As TheWrap previously reported, a growing number of TV reporters, most of them women, are being ambushed with sexually explicit taunts as they cover stories on public streets. The situation has gotten so bad in San Diego, California, that one station is changing the dynamics of how reporters do live shots.
“When we get to a place, if we have to go live, we now have to kind of scan the area and see who’s around,” ABC 10News San Diego reporter Emily Valdez told TheWrap. “If it looks like we’re going to get hecklers, we will tape it now to do what’s called a ‘look live,'” she said, referring to an industry term for a pre-taped segment that appears to be live and in turn prevents obscenities from getting on the air. “That’s something we didn’t have to do before.”
What 10News crews are trying to avoid is a disturbing phenomenon that has become an all-too-frequent nuisance for TV news crews in the last year — hecklers who interrupt live reports by yelling “F— her right in the pu–y” and similarly profane outbursts into microphones as journalists stand in front of the camera.
“It’s so rude and disruptive,” said Valdez, who has been a news reporter for 16 years, including the past seven months in San Diego.”They’re trying to joke around and they just want to be on TV, they just want to be on YouTube, but what they’re saying is just so vulgar that it’s changed the dynamics, not to mention it violates FCC rules.”
When asked about the demographics of the culprits, Valdez said, “It’s usually white guys, late high school or college-type young people doing it.”
The obscene interruptions are a problem in Los Angeles as well.
NBC4 Southern California reporter Beverly White told TheWrap she hears the “FHRITP” taunt all the time, including in places you’d never expect.
“When Harrison Ford crashed his aircraft, we were at the Ronald Reagan UCLA Medical Center and a carload of drunk frat boys, I presume, rolled up on all the reporters who were in a line with the hospital as a backdrop,” she said. “They parked and they waited until the lights came on and we’re all there preparing to do our introductions and at that instant, as soon as I opened my mouth, I had to speak up to drown out the guys who were waiting for the chance to scream it at the top of their lungs.”
That wasn’t the only time.
“A more recent episode in the last couple of weeks was at a high-speed chase that ended in Azusa… teenage boys, probably tweens to 16-year-olds, with their skateboards, were standing by practicing their lines in the presence of grown men who might have been their brothers, uncles or dads,” White explained. “The adults said nothing, but the children were ready to go.”
As she prepared to do a live report, a member of her video crew decided to intervene.
“Luckily, I had a second photographer.

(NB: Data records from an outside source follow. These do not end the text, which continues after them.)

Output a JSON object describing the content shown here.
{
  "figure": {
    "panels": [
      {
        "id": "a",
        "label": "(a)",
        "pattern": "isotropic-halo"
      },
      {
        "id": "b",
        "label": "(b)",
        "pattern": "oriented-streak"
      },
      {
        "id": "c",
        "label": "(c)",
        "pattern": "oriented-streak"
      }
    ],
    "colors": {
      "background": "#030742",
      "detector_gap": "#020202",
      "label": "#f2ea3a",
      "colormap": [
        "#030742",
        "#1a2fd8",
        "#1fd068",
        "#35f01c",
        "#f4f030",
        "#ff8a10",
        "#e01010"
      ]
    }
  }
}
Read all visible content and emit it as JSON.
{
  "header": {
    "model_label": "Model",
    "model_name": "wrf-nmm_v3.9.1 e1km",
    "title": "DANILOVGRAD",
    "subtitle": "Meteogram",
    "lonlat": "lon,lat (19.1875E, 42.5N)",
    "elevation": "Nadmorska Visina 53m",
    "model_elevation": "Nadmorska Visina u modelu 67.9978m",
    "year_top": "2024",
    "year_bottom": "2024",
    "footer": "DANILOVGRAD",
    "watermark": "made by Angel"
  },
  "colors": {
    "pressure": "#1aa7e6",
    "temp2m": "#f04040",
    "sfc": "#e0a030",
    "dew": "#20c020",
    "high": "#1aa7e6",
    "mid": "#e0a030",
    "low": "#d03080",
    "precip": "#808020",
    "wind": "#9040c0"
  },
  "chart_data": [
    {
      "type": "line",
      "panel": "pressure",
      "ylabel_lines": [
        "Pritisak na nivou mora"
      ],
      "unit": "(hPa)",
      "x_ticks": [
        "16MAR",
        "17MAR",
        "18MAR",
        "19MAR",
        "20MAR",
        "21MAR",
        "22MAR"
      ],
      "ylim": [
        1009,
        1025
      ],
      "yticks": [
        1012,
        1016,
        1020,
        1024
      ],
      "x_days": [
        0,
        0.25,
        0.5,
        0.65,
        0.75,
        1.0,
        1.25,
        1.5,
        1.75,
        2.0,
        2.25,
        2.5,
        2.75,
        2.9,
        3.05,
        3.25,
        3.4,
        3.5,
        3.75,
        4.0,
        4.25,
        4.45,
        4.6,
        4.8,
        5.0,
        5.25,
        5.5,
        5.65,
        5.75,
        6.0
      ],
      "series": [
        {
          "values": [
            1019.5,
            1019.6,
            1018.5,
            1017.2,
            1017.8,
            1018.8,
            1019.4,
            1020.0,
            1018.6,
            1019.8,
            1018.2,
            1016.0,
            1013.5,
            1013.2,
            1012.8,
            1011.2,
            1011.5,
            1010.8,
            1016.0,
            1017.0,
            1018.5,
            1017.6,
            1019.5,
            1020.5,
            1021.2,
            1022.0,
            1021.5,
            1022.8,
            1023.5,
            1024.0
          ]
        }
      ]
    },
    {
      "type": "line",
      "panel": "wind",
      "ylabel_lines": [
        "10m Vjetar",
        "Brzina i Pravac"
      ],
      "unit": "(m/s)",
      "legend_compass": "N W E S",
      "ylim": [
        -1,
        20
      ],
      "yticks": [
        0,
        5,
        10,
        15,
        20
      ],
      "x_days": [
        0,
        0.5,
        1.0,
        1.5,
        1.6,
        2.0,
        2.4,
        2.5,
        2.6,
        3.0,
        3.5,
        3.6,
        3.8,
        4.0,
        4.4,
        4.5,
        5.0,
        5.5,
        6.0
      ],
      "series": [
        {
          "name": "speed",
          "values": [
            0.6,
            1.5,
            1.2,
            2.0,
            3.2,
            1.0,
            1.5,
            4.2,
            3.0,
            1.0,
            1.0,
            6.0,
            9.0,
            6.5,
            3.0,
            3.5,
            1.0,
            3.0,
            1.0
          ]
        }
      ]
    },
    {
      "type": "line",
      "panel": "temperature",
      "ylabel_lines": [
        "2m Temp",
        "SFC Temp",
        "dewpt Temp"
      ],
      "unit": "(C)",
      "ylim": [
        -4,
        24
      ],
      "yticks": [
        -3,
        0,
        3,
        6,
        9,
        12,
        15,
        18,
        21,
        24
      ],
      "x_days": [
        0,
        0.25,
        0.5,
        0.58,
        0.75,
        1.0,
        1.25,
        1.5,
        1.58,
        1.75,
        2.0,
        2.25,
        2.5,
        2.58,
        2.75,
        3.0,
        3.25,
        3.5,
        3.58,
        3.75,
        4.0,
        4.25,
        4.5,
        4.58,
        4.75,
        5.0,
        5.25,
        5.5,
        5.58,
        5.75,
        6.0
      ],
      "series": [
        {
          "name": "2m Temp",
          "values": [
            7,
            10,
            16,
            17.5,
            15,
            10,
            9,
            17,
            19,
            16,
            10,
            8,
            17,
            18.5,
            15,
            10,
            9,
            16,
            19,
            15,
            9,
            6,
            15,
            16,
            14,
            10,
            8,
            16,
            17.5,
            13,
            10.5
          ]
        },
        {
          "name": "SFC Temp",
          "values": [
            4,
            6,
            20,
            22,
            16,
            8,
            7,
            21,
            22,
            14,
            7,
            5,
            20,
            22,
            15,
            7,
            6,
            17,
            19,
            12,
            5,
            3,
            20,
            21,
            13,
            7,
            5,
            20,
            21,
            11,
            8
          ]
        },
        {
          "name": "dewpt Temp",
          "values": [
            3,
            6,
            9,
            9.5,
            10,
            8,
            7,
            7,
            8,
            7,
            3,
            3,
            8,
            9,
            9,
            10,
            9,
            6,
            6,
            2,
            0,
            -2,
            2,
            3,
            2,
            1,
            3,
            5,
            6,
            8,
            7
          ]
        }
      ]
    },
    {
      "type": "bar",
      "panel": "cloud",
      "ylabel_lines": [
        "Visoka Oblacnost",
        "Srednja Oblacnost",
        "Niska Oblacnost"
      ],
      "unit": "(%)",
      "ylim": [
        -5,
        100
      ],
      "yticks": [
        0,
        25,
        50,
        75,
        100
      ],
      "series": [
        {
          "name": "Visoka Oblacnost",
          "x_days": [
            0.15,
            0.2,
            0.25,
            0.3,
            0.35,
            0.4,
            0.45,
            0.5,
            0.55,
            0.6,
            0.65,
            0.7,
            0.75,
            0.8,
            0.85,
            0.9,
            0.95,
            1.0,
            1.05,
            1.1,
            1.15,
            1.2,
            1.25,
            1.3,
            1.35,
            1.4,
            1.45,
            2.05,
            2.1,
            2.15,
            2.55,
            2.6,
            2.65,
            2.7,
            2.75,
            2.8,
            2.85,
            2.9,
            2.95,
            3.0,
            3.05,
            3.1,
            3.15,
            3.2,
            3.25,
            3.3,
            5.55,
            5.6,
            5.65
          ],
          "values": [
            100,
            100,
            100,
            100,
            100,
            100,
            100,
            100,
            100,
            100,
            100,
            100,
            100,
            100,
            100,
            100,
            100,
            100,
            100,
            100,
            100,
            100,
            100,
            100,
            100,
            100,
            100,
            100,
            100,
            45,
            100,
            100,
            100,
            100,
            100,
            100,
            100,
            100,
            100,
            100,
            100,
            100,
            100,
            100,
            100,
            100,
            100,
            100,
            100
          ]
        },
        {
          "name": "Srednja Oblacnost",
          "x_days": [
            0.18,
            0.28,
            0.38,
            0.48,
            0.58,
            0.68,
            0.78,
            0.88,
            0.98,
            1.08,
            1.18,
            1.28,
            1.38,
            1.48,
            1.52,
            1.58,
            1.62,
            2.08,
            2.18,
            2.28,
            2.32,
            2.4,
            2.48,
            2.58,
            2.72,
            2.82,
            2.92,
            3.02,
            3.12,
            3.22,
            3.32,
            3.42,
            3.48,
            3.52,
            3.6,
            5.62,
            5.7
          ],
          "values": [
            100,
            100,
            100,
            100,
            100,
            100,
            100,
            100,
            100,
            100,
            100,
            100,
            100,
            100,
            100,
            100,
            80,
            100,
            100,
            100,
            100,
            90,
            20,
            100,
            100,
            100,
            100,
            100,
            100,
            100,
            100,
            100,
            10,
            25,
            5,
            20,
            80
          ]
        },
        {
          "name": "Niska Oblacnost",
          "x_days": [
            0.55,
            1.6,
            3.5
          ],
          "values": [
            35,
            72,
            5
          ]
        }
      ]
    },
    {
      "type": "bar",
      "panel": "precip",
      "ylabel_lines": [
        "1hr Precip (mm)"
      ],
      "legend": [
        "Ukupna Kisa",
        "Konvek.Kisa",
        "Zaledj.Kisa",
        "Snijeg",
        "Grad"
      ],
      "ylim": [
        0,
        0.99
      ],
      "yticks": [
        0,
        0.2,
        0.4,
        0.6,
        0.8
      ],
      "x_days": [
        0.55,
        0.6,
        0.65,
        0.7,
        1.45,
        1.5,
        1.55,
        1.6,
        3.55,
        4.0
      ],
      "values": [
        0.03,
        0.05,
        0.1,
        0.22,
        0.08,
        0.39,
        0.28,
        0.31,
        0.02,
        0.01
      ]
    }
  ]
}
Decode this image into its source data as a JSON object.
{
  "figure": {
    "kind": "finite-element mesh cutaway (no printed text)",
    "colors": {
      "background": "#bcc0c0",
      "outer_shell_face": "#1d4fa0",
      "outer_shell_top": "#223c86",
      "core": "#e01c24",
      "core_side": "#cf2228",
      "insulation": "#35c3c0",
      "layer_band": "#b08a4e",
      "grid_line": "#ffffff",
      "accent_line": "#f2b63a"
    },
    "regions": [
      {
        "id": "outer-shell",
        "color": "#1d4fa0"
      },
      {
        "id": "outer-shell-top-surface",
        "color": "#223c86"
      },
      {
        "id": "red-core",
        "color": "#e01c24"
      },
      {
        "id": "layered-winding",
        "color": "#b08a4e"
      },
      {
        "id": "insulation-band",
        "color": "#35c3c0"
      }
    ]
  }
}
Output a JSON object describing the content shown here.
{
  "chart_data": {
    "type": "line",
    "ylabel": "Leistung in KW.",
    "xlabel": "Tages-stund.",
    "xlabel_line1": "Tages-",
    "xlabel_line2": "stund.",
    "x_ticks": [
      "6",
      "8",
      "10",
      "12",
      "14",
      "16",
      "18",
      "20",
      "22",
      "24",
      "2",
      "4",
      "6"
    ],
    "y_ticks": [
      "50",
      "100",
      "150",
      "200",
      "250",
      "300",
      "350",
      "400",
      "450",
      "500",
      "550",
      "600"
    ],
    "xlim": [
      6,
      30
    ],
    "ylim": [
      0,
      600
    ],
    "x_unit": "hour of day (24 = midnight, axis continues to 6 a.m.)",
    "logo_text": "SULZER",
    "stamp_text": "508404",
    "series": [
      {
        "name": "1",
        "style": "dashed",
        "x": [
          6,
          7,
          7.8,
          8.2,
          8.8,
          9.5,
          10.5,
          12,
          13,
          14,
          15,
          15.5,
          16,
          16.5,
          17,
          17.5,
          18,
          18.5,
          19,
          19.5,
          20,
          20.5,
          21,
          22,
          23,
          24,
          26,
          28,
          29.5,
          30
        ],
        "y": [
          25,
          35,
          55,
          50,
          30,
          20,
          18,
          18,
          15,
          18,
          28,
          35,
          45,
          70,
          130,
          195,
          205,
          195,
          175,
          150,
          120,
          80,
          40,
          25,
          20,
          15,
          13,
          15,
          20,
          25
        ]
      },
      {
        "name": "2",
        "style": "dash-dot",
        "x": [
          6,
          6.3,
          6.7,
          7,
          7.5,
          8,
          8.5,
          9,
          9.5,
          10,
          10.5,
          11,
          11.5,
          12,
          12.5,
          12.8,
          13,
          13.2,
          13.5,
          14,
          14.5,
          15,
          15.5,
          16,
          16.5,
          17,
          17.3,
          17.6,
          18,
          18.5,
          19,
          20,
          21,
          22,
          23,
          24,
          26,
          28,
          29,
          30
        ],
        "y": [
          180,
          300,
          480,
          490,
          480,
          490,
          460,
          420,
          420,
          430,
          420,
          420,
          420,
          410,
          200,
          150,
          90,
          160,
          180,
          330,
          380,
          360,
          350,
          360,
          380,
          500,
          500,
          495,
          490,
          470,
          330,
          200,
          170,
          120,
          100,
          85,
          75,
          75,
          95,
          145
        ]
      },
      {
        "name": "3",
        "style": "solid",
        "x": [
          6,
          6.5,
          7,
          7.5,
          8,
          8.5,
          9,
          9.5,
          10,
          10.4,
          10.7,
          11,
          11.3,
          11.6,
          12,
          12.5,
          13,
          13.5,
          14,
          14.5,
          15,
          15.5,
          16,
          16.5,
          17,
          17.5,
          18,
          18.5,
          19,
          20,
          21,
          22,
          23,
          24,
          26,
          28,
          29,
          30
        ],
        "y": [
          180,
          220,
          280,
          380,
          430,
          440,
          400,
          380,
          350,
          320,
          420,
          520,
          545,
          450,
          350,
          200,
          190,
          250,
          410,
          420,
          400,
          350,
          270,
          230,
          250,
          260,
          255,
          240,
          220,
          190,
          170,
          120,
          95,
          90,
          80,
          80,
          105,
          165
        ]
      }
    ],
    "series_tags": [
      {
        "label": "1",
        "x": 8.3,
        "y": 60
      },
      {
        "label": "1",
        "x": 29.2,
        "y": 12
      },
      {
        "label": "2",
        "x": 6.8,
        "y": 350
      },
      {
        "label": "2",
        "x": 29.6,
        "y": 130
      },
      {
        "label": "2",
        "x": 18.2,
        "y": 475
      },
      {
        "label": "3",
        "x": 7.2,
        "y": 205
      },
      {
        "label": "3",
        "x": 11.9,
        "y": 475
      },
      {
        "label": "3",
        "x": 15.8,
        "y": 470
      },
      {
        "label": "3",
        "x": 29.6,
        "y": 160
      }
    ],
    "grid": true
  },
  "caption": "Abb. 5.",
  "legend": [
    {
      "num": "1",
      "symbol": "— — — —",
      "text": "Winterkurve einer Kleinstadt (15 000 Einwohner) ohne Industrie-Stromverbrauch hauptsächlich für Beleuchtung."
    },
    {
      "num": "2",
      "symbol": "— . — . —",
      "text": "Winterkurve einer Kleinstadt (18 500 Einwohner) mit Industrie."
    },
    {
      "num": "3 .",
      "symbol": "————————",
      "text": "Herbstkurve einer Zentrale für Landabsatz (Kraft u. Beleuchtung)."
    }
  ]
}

He walked over and gently reminded them, ‘She’s working, cut her some slack. Somebody nearly died here — it’s a serious story. Do you kids mind?’ Then they were cool and they backed off.”
While her photographer was able to diffuse the situation on that occasion, White said she’s still troubled by what happened. “It was ridiculous — choreographed profanity by children in the presence of other adults.”
Valdez admitted that on-the-street taunts are nothing new, but the increasing use of explicit language is a game-changer. “We’ve always had people come by screaming,” she said, “but this is different because it involves the profanity and what they’re saying is so bad.”
Unfortunately, she hears “FHRITP” so often that it no longer throws her off her game.
“I might just stumble for a second, but I try to keep on going,” she said. “Now I’m so used to it that it doesn’t really affect me any more.”